🤖 AI Summary
Existing autoregressive models for molecular and protein sequence generation suffer from poor alignment with target properties and lack efficient guidance mechanisms. Method: This paper proposes Energy-Rank Alignment (ERA), the first method to explicitly model rewards as energy functions and directly steer autoregressive Transformers toward the Gibbs–Boltzmann distribution via gradient-based optimization—bypassing reinforcement learning entirely. Contribution/Results: Theoretically, ERA unifies PPO and DPO frameworks, offering both scalability and robustness to preference data scarcity. Empirically, on chemical space navigation and protein language modeling tasks, ERA significantly improves attribute fidelity and structural diversity of generated molecules and sequences. Notably, under sparse preference data regimes, ERA outperforms DPO, demonstrating superior sample efficiency and generalization.
📝 Abstract
Searching through chemical space is an exceptionally challenging problem because the number of possible molecules grows combinatorially with the number of atoms. Large, autoregressive models trained on databases of chemical compounds have yielded powerful generators, but we still lack robust strategies for generating molecules with desired properties. This molecular search problem closely resembles the"alignment"problem for large language models, though for many chemical tasks we have a specific and easily evaluable reward function. Here, we introduce an algorithm called energy rank alignment (ERA) that leverages an explicit reward function to produce a gradient-based objective that we use to optimize autoregressive policies.
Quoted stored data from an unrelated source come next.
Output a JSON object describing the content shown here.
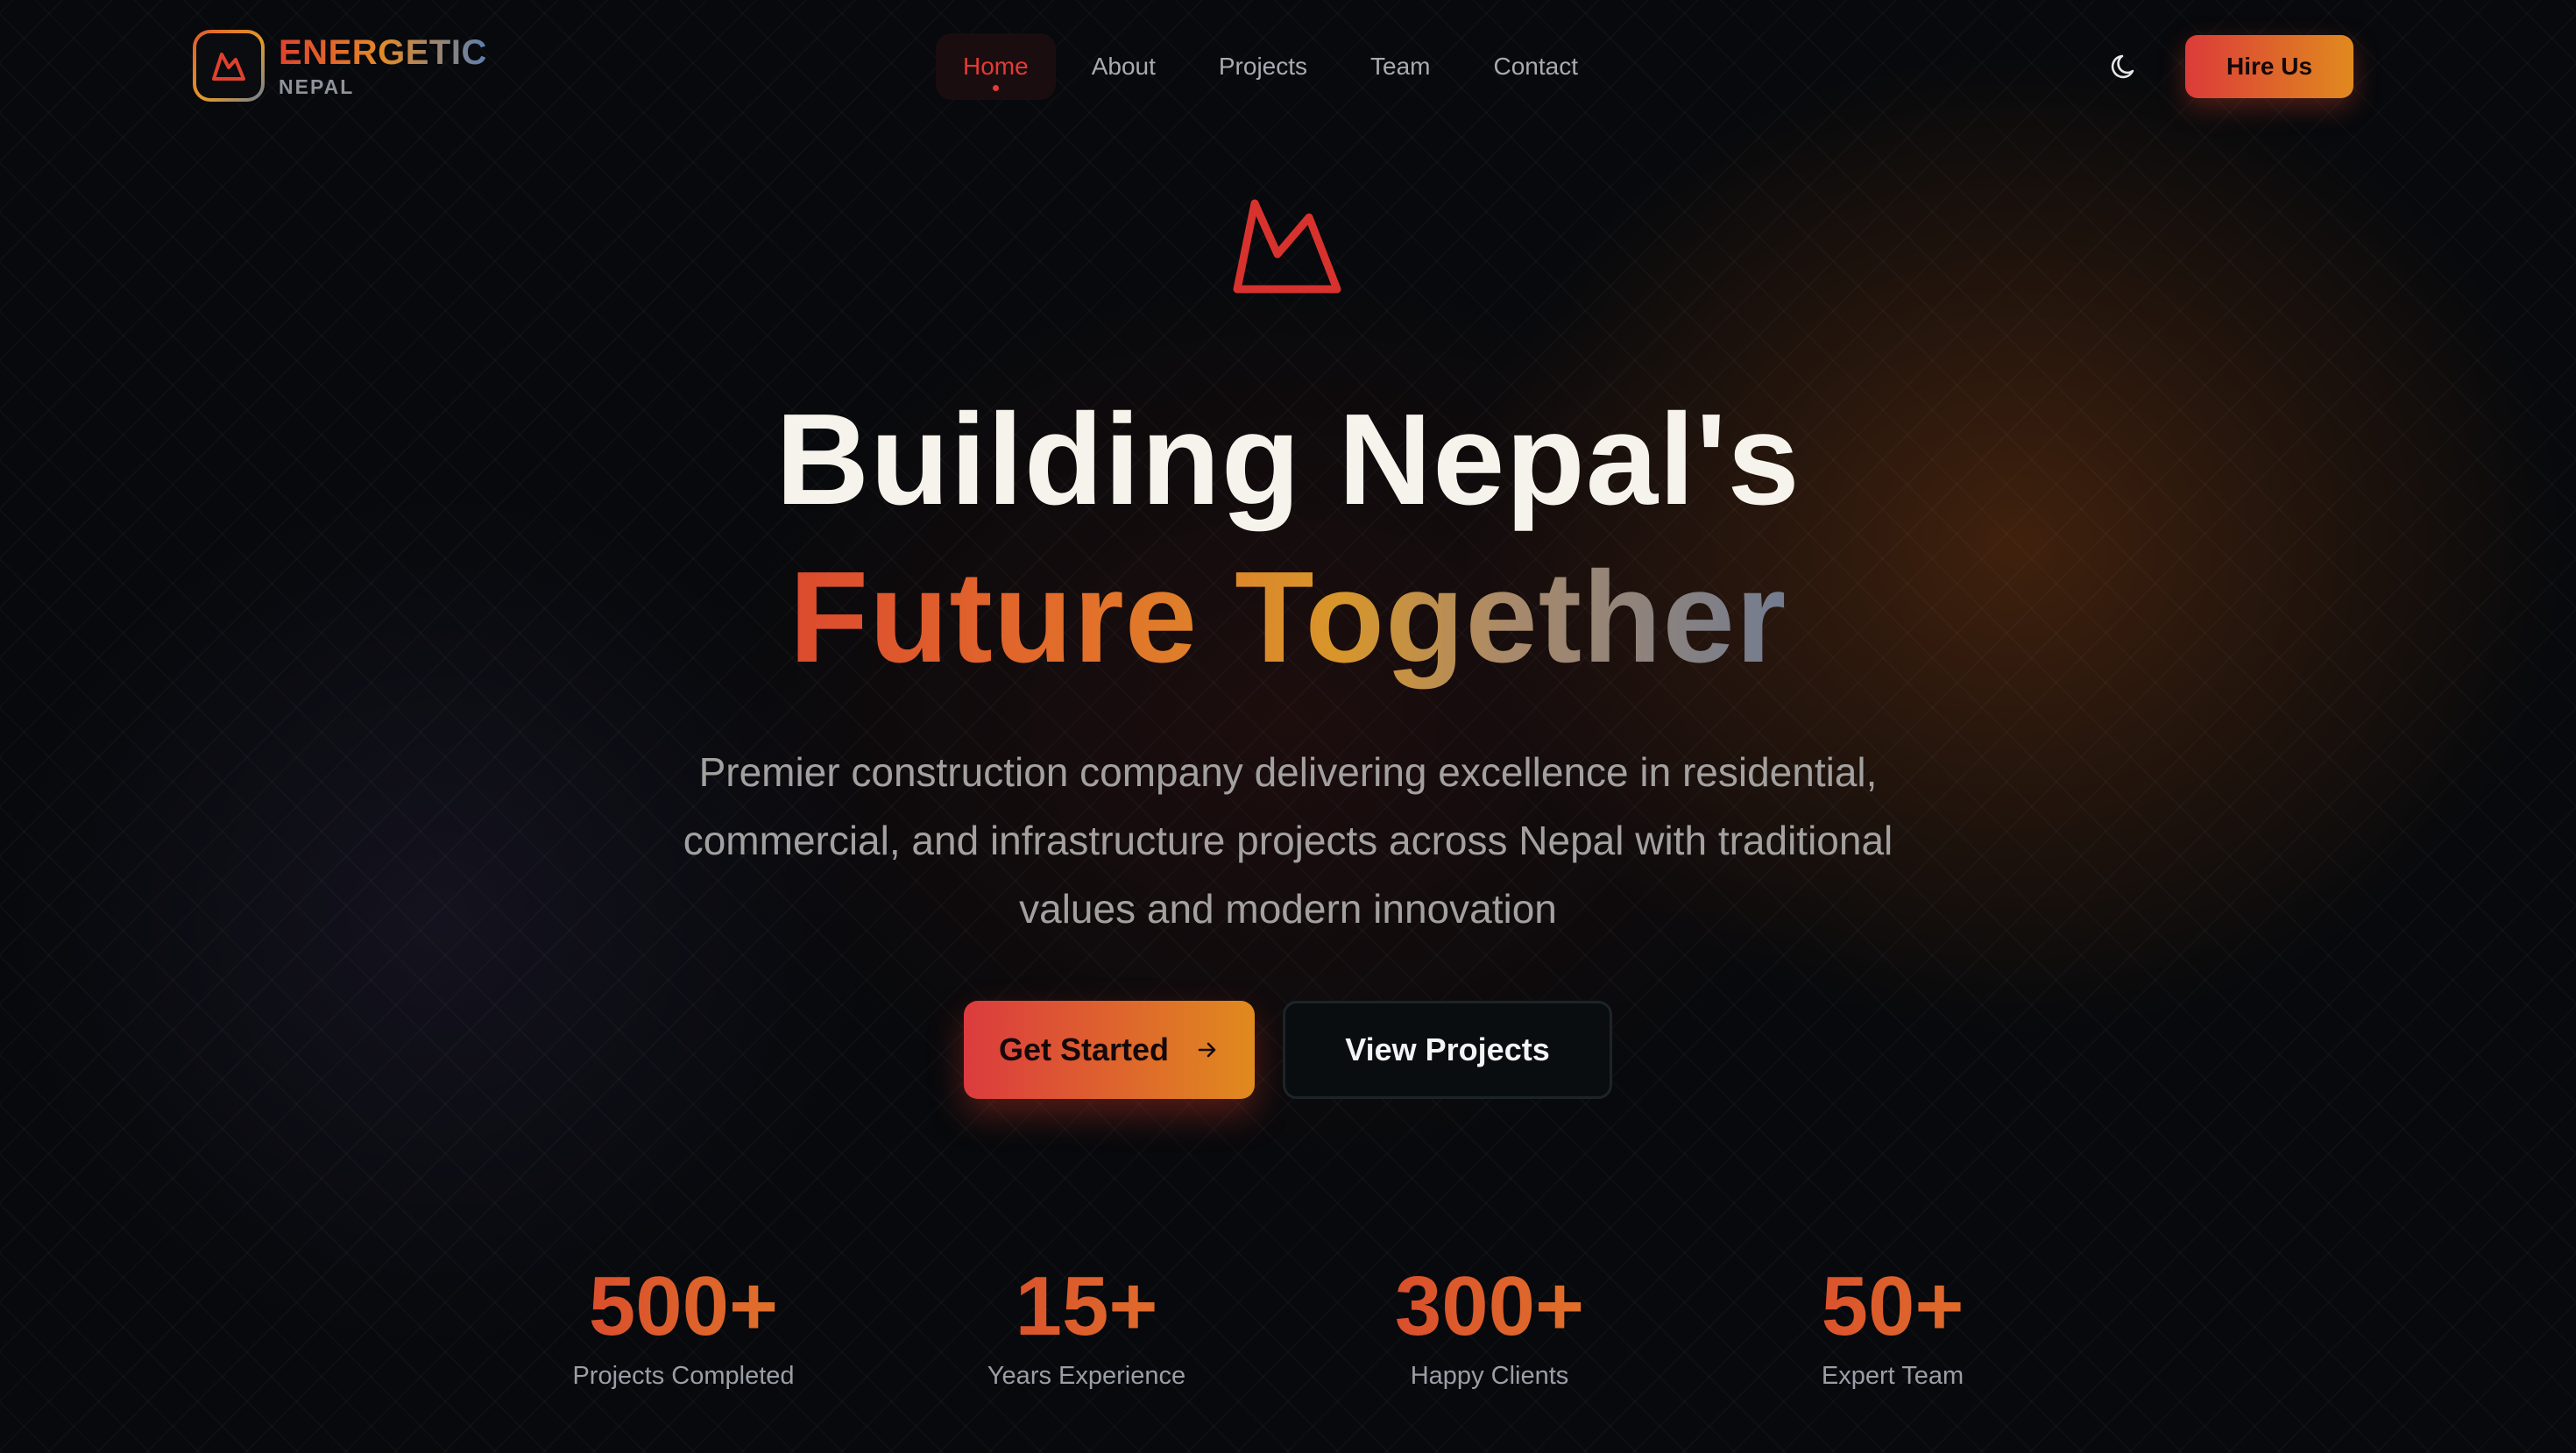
{
  "brand": {
    "name": "ENERGETIC",
    "sub": "NEPAL",
    "logo_icon": "mountain-icon",
    "colors": {
      "accent_red": "#dc3b39",
      "accent_orange": "#e08a1e",
      "background": "#07090c"
    }
  },
  "nav": {
    "items": [
      {
        "label": "Home",
        "active": true
      },
      {
        "label": "About",
        "active": false
      },
      {
        "label": "Projects",
        "active": false
      },
      {
        "label": "Team",
        "active": false
      },
      {
        "label": "Contact",
        "active": false
      }
    ],
    "theme_toggle_icon": "moon-icon",
    "cta_label": "Hire Us"
  },
  "hero": {
    "icon": "mountain-icon",
    "title_line1": "Building Nepal's",
    "title_line2": "Future Together",
    "subtitle": "Premier construction company delivering excellence in residential, commercial, and infrastructure projects across Nepal with traditional values and modern innovation",
    "primary_button": "Get Started",
    "primary_button_icon": "arrow-right-icon",
    "secondary_button": "View Projects"
  },
  "stats": [
    {
      "value": "500+",
      "label": "Projects Completed"
    },
    {
      "value": "15+",
      "label": "Years Experience"
    },
    {
      "value": "300+",
      "label": "Happy Clients"
    },
    {
      "value": "50+",
      "label": "Expert Team"
    }
  ]
}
We show theoretically that this algorithm is closely related to proximal policy optimization (PPO) and direct preference optimization (DPO), but has a minimizer that converges to an ideal Gibbs-Boltzmann distribution with the reward playing the role of an energy function. Furthermore, this algorithm is highly scalable, does not require reinforcement learning, and performs well relative to DPO when the number of preference observations per pairing is small. We deploy this approach to align molecular transformers and protein language models to generate molecules and protein sequences, respectively, with externally specified properties and find that it does so robustly, searching through diverse parts of chemical space.